Heggemann T., Welp G., Amelung W., Angst G., Franz S., Koszinski S., Schmidt K., P├Ątzold S.

Soil and Tillage Research, 168 (), 99-109

doi:10.1016/j.still.2016.10.008

Abstract

Gamma spectrometric field measurements may provide high resolution information on topsoil texture. Yet, calibrations for the estimation of texture data usually have to be done site-specifically. The lack of site-independent calibrations thus limits the easy and universal use of proximal gamma-ray sensing in soil mapping and precision agriculture. Our objective was to develop a study site-independent prediction model for topsoil texture from gamma-ray spectra. We surveyed ten study sites across Germany with 417 reference samples (291 for calibration, 126 for test set-validation), providing soils from a broad range of parent materials and with widely varying soil texture. First, study site-specific models were calibrated by a linear regression approach. These models provided reliable estimations of sand, silt, and clay for most of the study sites. Second, study site-independent models were calibrated via i) linear regression and ii) support vector machines (SVM), the latter being mathematical methods of data pattern recognition. Based on the non-linear relationship between gamma spectrum and soil texture, which varied widely between the different parent materials the linear models are not appropriate for satisfactory soil texture prediction (averaged R2 of 0.73 for sand, 0.61 for silt, and 0.18 for clay and averaged absolute prediction errors of 9 to 5%, respectively).
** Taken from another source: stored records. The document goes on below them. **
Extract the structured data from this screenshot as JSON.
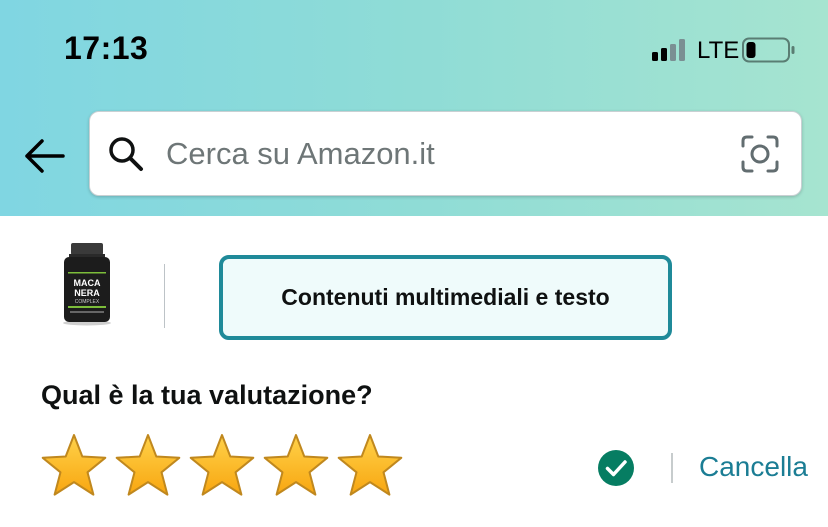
{
  "status_bar": {
    "time": "17:13",
    "network": "LTE"
  },
  "header": {
    "search_placeholder": "Cerca su Amazon.it",
    "background_colors": [
      "#80d6e2",
      "#a6e4d0"
    ]
  },
  "product": {
    "thumbnail_lines": [
      "MACA",
      "NERA",
      "COMPLEX"
    ],
    "media_button_label": "Contenuti multimediali e testo"
  },
  "rating": {
    "question": "Qual è la tua valutazione?",
    "stars_selected": 5,
    "stars_total": 5,
    "cancel_label": "Cancella",
    "accent_color": "#1b7d94",
    "check_color": "#067d62"
  }
}
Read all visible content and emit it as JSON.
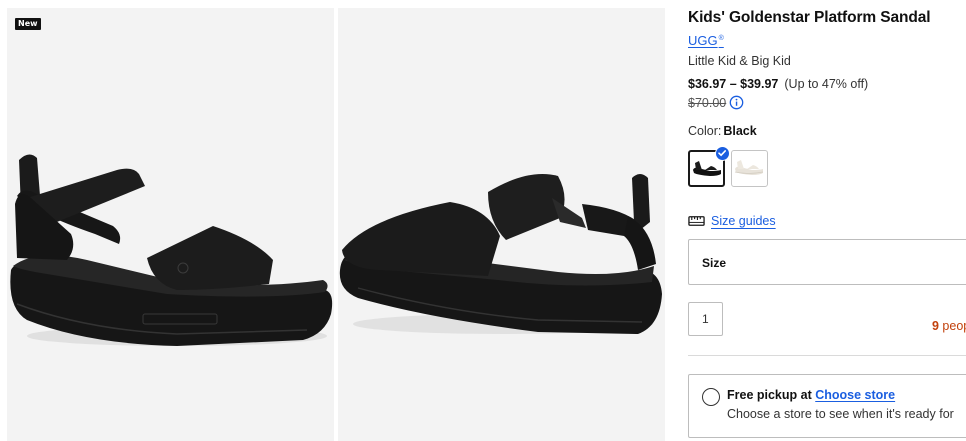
{
  "gallery": {
    "badge": "New"
  },
  "product": {
    "title": "Kids' Goldenstar Platform Sandal",
    "brand": "UGG",
    "brand_mark": "®",
    "age_range": "Little Kid & Big Kid",
    "price_range": "$36.97 – $39.97",
    "discount": "(Up to 47% off)",
    "original_price": "$70.00",
    "color_label": "Color:",
    "color_value": "Black",
    "swatches": [
      {
        "name": "Black",
        "color": "#111111",
        "selected": true
      },
      {
        "name": "White",
        "color": "#f1ede6",
        "selected": false
      }
    ]
  },
  "size": {
    "guide_link": "Size guides",
    "select_label": "Size"
  },
  "quantity": {
    "value": "1"
  },
  "social_proof": {
    "count": "9",
    "text": " peop"
  },
  "pickup": {
    "title_prefix": "Free pickup at ",
    "choose_store": "Choose store",
    "subtitle": "Choose a store to see when it's ready for"
  },
  "colors": {
    "accent_blue": "#1a5ee0",
    "social_proof_orange": "#c2410c",
    "photo_bg": "#f3f3f3"
  }
}
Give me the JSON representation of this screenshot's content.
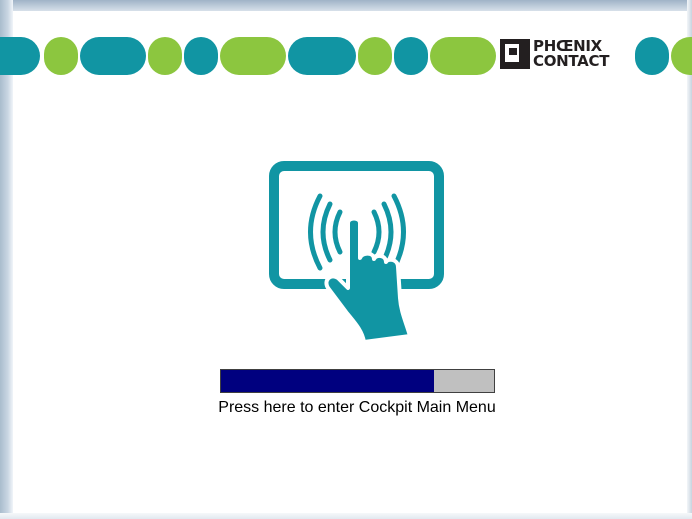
{
  "brand": {
    "logo_line1": "PHŒNIX",
    "logo_line2": "CONTACT"
  },
  "colors": {
    "teal": "#1195a3",
    "green": "#8cc63f",
    "progress_fill": "#00007f",
    "progress_track": "#c0c0c0"
  },
  "icons": {
    "touch": "touch-screen-hand-icon"
  },
  "progress": {
    "fraction": 0.78
  },
  "action": {
    "enter_label": "Press here to enter Cockpit Main Menu"
  }
}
In contrast, the SVM calibrated prediction models revealed reliable performance also for site-independent calibrations. With the non-linear SVM approach we were able to include all sites in one single prediction model for each texture fraction although the different mineralogical composition of their parent materials led to complex and partly opposing relationships between gamma features and soil texture. Site-independent predictions via SVM were often even better than site-specific linear regression models. The site-independent SVM calibrated predictions yielded an averaged R2 of 0.96 (sand), 0.93 (silt), and 0.78 (clay), and corresponding averaged absolute prediction errors of 2 to 4%, respectively. To summarize, (i) non-linear prediction models are a feasible approach for capable site-independent texture estimations across a wide range of soils and (ii) gamma spectrometry-based texture predictions are a valuable input for applications that require highly resolved texture information at low costs and efforts.